Americans have a special obligation to know about and condemn the moral failures of their countrymen -- we are our own moral arbiters first. The practice of self-criticism above self-interest, the search for truth over fanaticism and the pursuit of justice over partiality distinguish a tolerant, democratic society.

But surely there is also an obligation to put that self criticism in context, to grant members of the American military the same presumption of innocence afforded petty thieves, to recognize the complexities of a conflict with a relentless and remorseless enemy, and to provide some perspective to the very broad scale of human savagery in Iraq and around the globe.

The answer, I fear, lies in American arrogance, which is the antithesis of American exceptionalism. For all too many, the wars in Iraq and Afghanistan are all about us. There is precious little concern for (or awareness of) the best interests of those we are purportedly trying to help, as human tragedies become nothing more than an avenue for political attacks.

Death stalked Iraq and Afghanistan long before the first American troops set foot there. And try as we might, we cannot keep death completely at bay even now. What we can do is give the Iraqis the chance to determine their own future, to live free of fear one day. The difference between us and Saddam ought to be plain, even to the shallowest minds.

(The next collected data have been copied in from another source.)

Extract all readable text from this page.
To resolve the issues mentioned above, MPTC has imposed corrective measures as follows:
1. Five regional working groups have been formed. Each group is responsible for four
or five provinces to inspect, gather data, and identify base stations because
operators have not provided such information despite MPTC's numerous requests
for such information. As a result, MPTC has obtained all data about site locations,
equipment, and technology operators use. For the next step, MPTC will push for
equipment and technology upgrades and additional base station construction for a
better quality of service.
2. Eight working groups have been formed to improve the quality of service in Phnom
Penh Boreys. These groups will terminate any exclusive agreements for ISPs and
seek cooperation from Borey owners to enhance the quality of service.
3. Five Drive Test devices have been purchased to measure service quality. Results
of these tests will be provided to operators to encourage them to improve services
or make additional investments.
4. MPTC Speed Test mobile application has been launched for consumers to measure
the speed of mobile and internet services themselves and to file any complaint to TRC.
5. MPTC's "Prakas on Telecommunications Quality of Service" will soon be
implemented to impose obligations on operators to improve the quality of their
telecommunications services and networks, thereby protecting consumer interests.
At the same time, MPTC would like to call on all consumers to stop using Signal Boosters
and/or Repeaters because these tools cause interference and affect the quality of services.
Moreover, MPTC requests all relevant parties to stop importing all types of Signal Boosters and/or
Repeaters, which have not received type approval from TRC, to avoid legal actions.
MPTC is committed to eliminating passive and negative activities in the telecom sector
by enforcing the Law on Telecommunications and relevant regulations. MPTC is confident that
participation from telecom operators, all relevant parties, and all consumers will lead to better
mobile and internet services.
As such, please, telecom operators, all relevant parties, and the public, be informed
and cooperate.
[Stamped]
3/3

What makes us different is what we are willing to fight for:

All nations' soldiers commit crimes, and decent nations punish them. But it is not true that "what makes us an exceptional nation with the capacity to lead and inspire the world" is that we recognize we can be barbaric and that we punish barbarism.

What makes us exceptional is that we stand for liberty, and that we are willing to fight for liberty. We don't need to "prove" we are different from the jihadists by bringing our own soldiers, if they have done something wrong, to justice. Of course we must and will do this. But our doing this "proves" nothing. Even if there were ten Hadithas, we would still not have to "prove" that we are "different from the jihadists."

What we do have to prove is that we are strong enough to fight this war, and intelligent enough to win it.

In the end, it is not compassion, fine words, or lofty sentiments, but the will to stay the course that will win the hearts and minds of ordinary Iraqis:

It occurred to me that this time, Maliki and the U.S. officials did not let us down when the criminal Zarqawi appeared on TV in his latest video that provoked all Iraqis. They all said his days are numbered and they will get him dead or alive and they did.
That is what makes America different: the will to stand up for what we believe in; even to fight for it if necessary. May it ever be so.

Posted by Cassandra at June 9, 2006 12:15 PM


This one really got to me; women waiting for their loved ones...oh please, let me say that there is a merciful God, and that He hears their cries and loves them for their faithfulness and will comfort them. He will watch over them, because I know how fathers are about their daughters.
This life doesn't end with death.

It is only the beginning.

Posted by: Cricket at June 9, 2006 01:56 PM

This life doesn't end with death. It is only the beginning.

There is an inexpressible peace in that thought.

Thank you for reminding me of that, ladybug.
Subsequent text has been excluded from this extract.